In the event an LPR does not ensure there are adequate funds to meet a deceased’s pre-death tax liabilities or estate tax liabilities, an LPR may be held personally responsible for such debts.

As the Australian Taxation Office (ATO) cannot recover a tax debt from a beneficiary once the estate assets have been distributed, it is essential that an LPR ensures all potential tax liabilities have been properly identified and the estate has adequate funds to meet such liabilities prior to making interim or final distributions.

Additionally, an LPR should consider voluntarily disclosing to the ATO any potential tax liabilities of the deceased so as to minimise exposure to personal liability.

Given the potential for considerable liability being incurred by an LPR, the ATO has issued a Practical Compliance Guideline PCG 2018/4 for the purpose of providing guidance to LPRs of smaller and less complex estates as to when they may safely make distributions to beneficiaries and minimise their risk of being held personally liable for a deceased’s pre-death tax liabilities.

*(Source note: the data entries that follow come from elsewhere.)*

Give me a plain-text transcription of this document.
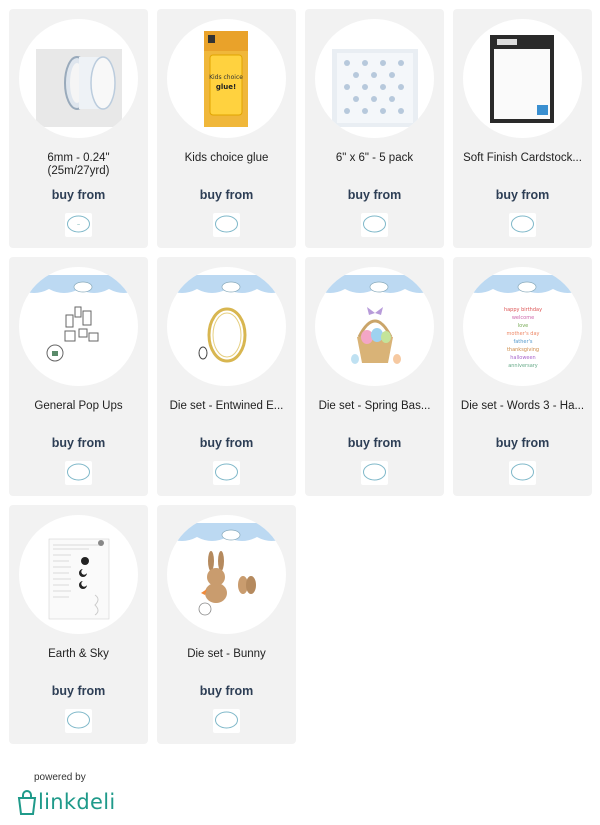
6mm - 0.24" (25m/27yrd)
buy from
~
Kids choice
glue!
Kids choice glue
buy from
6" x 6" - 5 pack
buy from
Soft Finish Cardstock...
buy from
General Pop Ups
buy from
Die set - Entwined E...
buy from
Die set - Spring Bas...
buy from
happy birthday
welcome
love
mother's day
father's
thanksgiving
halloween
anniversary
Die set - Words 3 - Ha...
buy from
Earth & Sky
buy from
Die set - Bunny
buy from
powered by
linkdeli
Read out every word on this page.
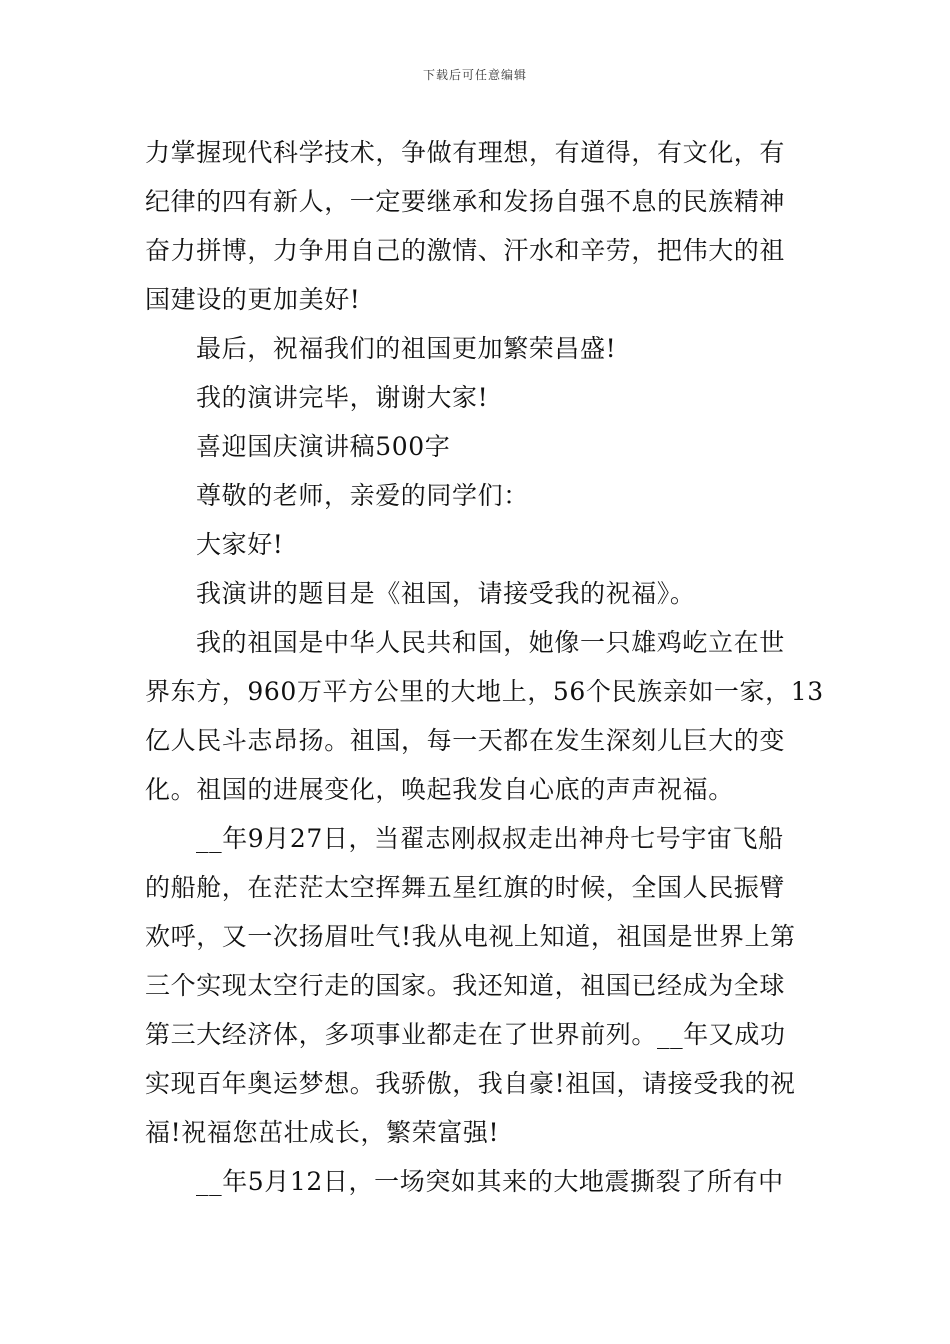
下载后可任意编辑
力掌握现代科学技术，争做有理想，有道得，有文化，有
纪律的四有新人，一定要继承和发扬自强不息的民族精神
奋力拼博，力争用自己的激情、汗水和辛劳，把伟大的祖
国建设的更加美好!
最后，祝福我们的祖国更加繁荣昌盛!
我的演讲完毕，谢谢大家!
喜迎国庆演讲稿500字
尊敬的老师，亲爱的同学们：
大家好!
我演讲的题目是《祖国，请接受我的祝福》。
我的祖国是中华人民共和国，她像一只雄鸡屹立在世
界东方，960万平方公里的大地上，56个民族亲如一家，13
亿人民斗志昂扬。祖国，每一天都在发生深刻儿巨大的变
化。祖国的进展变化，唤起我发自心底的声声祝福。
__年9月27日，当翟志刚叔叔走出神舟七号宇宙飞船
的船舱，在茫茫太空挥舞五星红旗的时候，全国人民振臂
欢呼，又一次扬眉吐气!我从电视上知道，祖国是世界上第
三个实现太空行走的国家。我还知道，祖国已经成为全球
第三大经济体，多项事业都走在了世界前列。__年又成功
实现百年奥运梦想。我骄傲，我自豪!祖国，请接受我的祝
福!祝福您茁壮成长，繁荣富强!
__年5月12日，一场突如其来的大地震撕裂了所有中
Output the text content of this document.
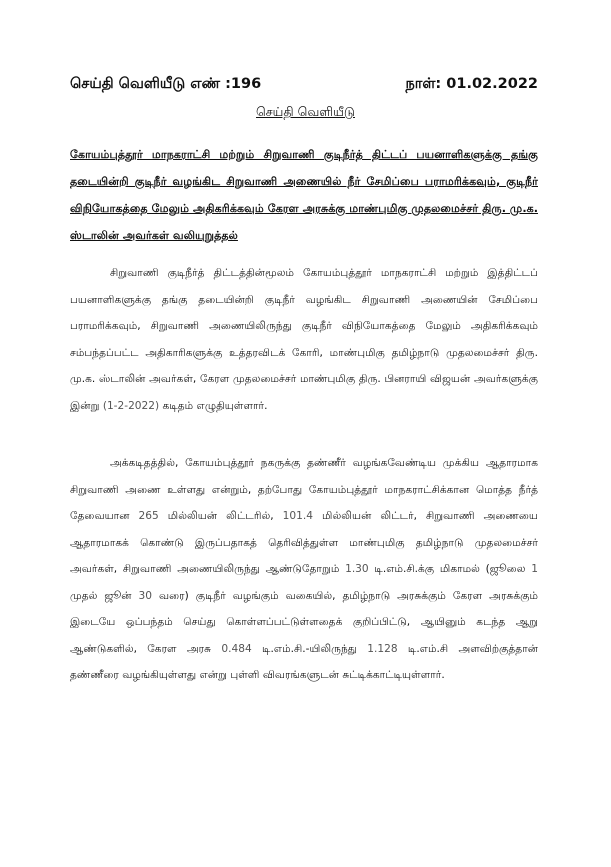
செய்தி வெளியீடு எண் :196	நாள்: 01.02.2022
செய்தி வெளியீடு
கோயம்புத்தூர் மாநகராட்சி மற்றும் சிறுவாணி குடிநீர்த் திட்டப் பயனாளிகளுக்கு தங்கு தடையின்றி குடிநீர் வழங்கிட சிறுவாணி அணையில் நீர் சேமிப்பை பராமரிக்கவும், குடிநீர் விநியோகத்தை மேலும் அதிகரிக்கவும் கேரள அரசுக்கு மாண்புமிகு முதலமைச்சர் திரு. மு.க. ஸ்டாலின் அவர்கள் வலியுறுத்தல்

சிறுவாணி குடிநீர்த் திட்டத்தின்மூலம் கோயம்புத்தூர் மாநகராட்சி மற்றும் இத்திட்டப் பயனாளிகளுக்கு தங்கு தடையின்றி குடிநீர் வழங்கிட சிறுவாணி அணையின் சேமிப்பை பராமரிக்கவும், சிறுவாணி அணையிலிருந்து குடிநீர் விநியோகத்தை மேலும் அதிகரிக்கவும் சம்பந்தப்பட்ட அதிகாரிகளுக்கு உத்தரவிடக் கோரி, மாண்புமிகு தமிழ்நாடு முதலமைச்சர் திரு. மு.க. ஸ்டாலின் அவர்கள், கேரள முதலமைச்சர் மாண்புமிகு திரு. பினராயி விஜயன் அவர்களுக்கு இன்று (1-2-2022) கடிதம் எழுதியுள்ளார்.

அக்கடிதத்தில், கோயம்புத்தூர் நகருக்கு தண்ணீர் வழங்கவேண்டிய முக்கிய ஆதாரமாக சிறுவாணி அணை உள்ளது என்றும், தற்போது கோயம்புத்தூர் மாநகராட்சிக்கான மொத்த நீர்த் தேவையான 265 மில்லியன் லிட்டரில், 101.4 மில்லியன் லிட்டர், சிறுவாணி அணையை ஆதாரமாகக் கொண்டு இருப்பதாகத் தெரிவித்துள்ள மாண்புமிகு தமிழ்நாடு முதலமைச்சர் அவர்கள், சிறுவாணி அணையிலிருந்து ஆண்டுதோறும் 1.30 டி.எம்.சி.க்கு மிகாமல் (ஜூலை 1 முதல் ஜூன் 30 வரை) குடிநீர் வழங்கும் வகையில், தமிழ்நாடு அரசுக்கும் கேரள அரசுக்கும் இடையே ஒப்பந்தம் செய்து கொள்ளப்பட்டுள்ளதைக் குறிப்பிட்டு, ஆயினும் கடந்த ஆறு ஆண்டுகளில், கேரள அரசு 0.484 டி.எம்.சி.-யிலிருந்து 1.128 டி.எம்.சி அளவிற்குத்தான் தண்ணீரை வழங்கியுள்ளது என்று புள்ளி விவரங்களுடன் சுட்டிக்காட்டியுள்ளார்.
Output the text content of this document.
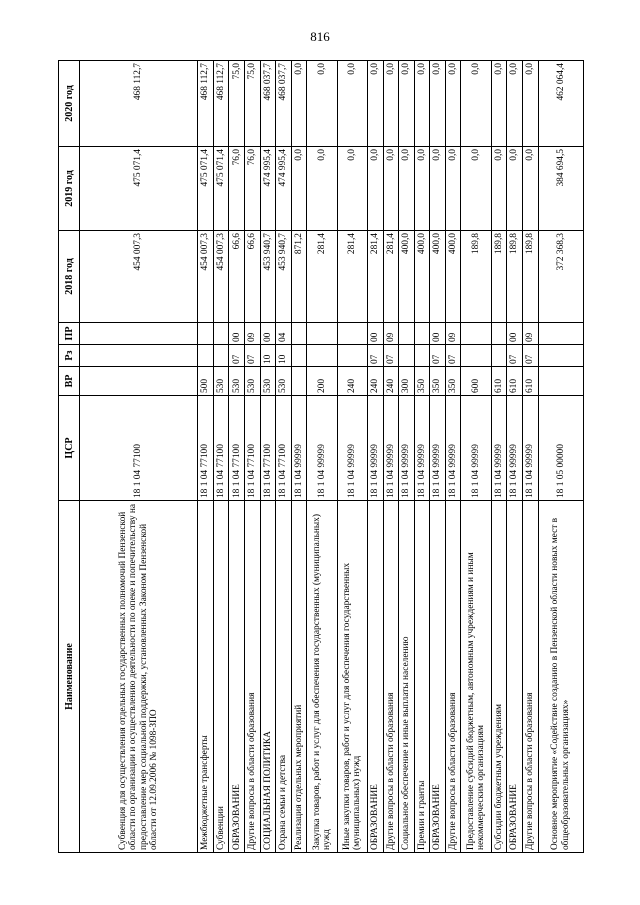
816
Наименование	ЦСР	ВР	Рз	ПР	2018 год	2019 год	2020 год
Субвенция для осуществления отдельных государственных полномочий Пензенской области по организации и осуществлению деятельности по опеке и попечительству на предоставление мер социальной поддержки, установленных Законом Пензенской области от 12.09.2006 № 1098-ЗПО	18 1 04 77100				454 007,3	475 071,4	468 112,7
Межбюджетные трансферты	18 1 04 77100	500			454 007,3	475 071,4	468 112,7
Субвенции	18 1 04 77100	530			454 007,3	475 071,4	468 112,7
ОБРАЗОВАНИЕ	18 1 04 77100	530	07	00	66,6	76,0	75,0
Другие вопросы в области образования	18 1 04 77100	530	07	09	66,6	76,0	75,0
СОЦИАЛЬНАЯ ПОЛИТИКА	18 1 04 77100	530	10	00	453 940,7	474 995,4	468 037,7
Охрана семьи и детства	18 1 04 77100	530	10	04	453 940,7	474 995,4	468 037,7
Реализация отдельных мероприятий	18 1 04 99999				871,2	0,0	0,0
Закупка товаров, работ и услуг для обеспечения государственных (муниципальных) нужд	18 1 04 99999	200			281,4	0,0	0,0
Иные закупки товаров, работ и услуг для обеспечения государственных (муниципальных) нужд	18 1 04 99999	240			281,4	0,0	0,0
ОБРАЗОВАНИЕ	18 1 04 99999	240	07	00	281,4	0,0	0,0
Другие вопросы в области образования	18 1 04 99999	240	07	09	281,4	0,0	0,0
Социальное обеспечение и иные выплаты населению	18 1 04 99999	300			400,0	0,0	0,0
Премии и гранты	18 1 04 99999	350			400,0	0,0	0,0
ОБРАЗОВАНИЕ	18 1 04 99999	350	07	00	400,0	0,0	0,0
Другие вопросы в области образования	18 1 04 99999	350	07	09	400,0	0,0	0,0
Предоставление субсидий бюджетным, автономным учреждениям и иным некоммерческим организациям	18 1 04 99999	600			189,8	0,0	0,0
Субсидии бюджетным учреждениям	18 1 04 99999	610			189,8	0,0	0,0
ОБРАЗОВАНИЕ	18 1 04 99999	610	07	00	189,8	0,0	0,0
Другие вопросы в области образования	18 1 04 99999	610	07	09	189,8	0,0	0,0
Основное мероприятие «Содействие созданию в Пензенской области новых мест в общеобразовательных организациях»	18 1 05 00000				372 368,3	384 694,5	462 064,4
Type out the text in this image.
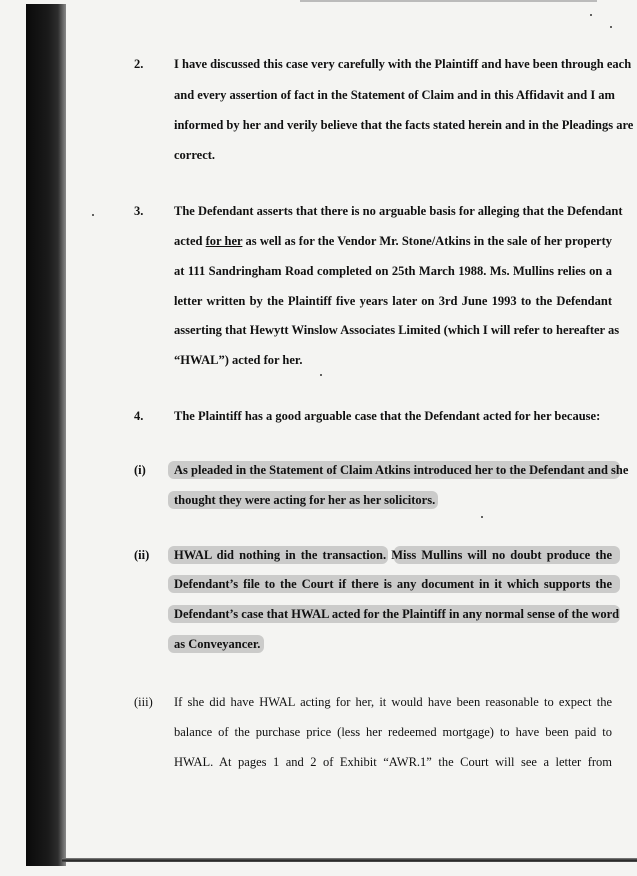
2. I have discussed this case very carefully with the Plaintiff and have been through each
and every assertion of fact in the Statement of Claim and in this Affidavit and I am
informed by her and verily believe that the facts stated herein and in the Pleadings are
correct.
3. The Defendant asserts that there is no arguable basis for alleging that the Defendant
acted for her as well as for the Vendor Mr. Stone/Atkins in the sale of her property
at 111 Sandringham Road completed on 25th March 1988. Ms. Mullins relies on a
letter written by the Plaintiff five years later on 3rd June 1993 to the Defendant
asserting that Hewytt Winslow Associates Limited (which I will refer to hereafter as
“HWAL”) acted for her.
4. The Plaintiff has a good arguable case that the Defendant acted for her because:
(i) As pleaded in the Statement of Claim Atkins introduced her to the Defendant and she
thought they were acting for her as her solicitors.
(ii) HWAL did nothing in the transaction. Miss Mullins will no doubt produce the
Defendant’s file to the Court if there is any document in it which supports the
Defendant’s case that HWAL acted for the Plaintiff in any normal sense of the word
as Conveyancer.
(iii) If she did have HWAL acting for her, it would have been reasonable to expect the
balance of the purchase price (less her redeemed mortgage) to have been paid to
HWAL. At pages 1 and 2 of Exhibit “AWR.1” the Court will see a letter from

The PCG 2018/4 applies to estates that meet the following criteria:

  1. In the four years before the person’s death:
  1. the deceased did not carry on a business;
  2. the deceased was not assessable on a share of the net income of a discretionary trust;
  3. the deceased was not a member of a self-managed superannuation fund;

 

and

  1. the estate assets consist only of:
  1. public company shares or other interests in widely-held entities;
  2. death benefit superannuation;
  3. Australian real property;
  4. cash and personal assets such as cars and jewellery; and
  1. the total market value of the estate assets at the date of death was less than $5 million and none of the estate assets are intended to pass to a foreign resident, a tax exempt entity or a complying superannuation entity.

In accordance with the PCG 2018/4, an LPR should consider distributing assets to beneficiaries after the expiration of the period in which the ATO has the ability to amend its assessment of the deceased’s tax obligations. Those periods are as follows:

  • 2 years from the notice of assessment where:

o   the deceased was assessed as an individual, or not carrying on a business, or a sole trader, or in a partnership or beneficiary of a trust; and

o   the sole trader, partnership or trust would otherwise qualify as a small business entity with an annual turnover of $10,000,000 for the 2017 financial year or less for earlier financial years.

  • 4 years from the notice of assessment where:

o   the deceased was assessed as carrying on a business, in a partnership, or a beneficiary of a trust; and

o   the business, partnership or trust was not a small business entity.

o   The 4 year period will also apply where the ATO concludes the deceased was involved in a scheme of which the dominant purpose was to obtain a tax benefit pursuant to s284-150 of Schedule 1 of the Tax Administration Act 1953.

  • No time limit where the ATO concludes there are circumstances of fraud or tax evasion.

The vast majority of deceased’s estates will fall under the 2 year time limit.

Given the complexity of administering a deceased estate and the potential personal liability an LPR may incur, it is essential that an LPR seek legal and financial advice prior to administering a deceased estate.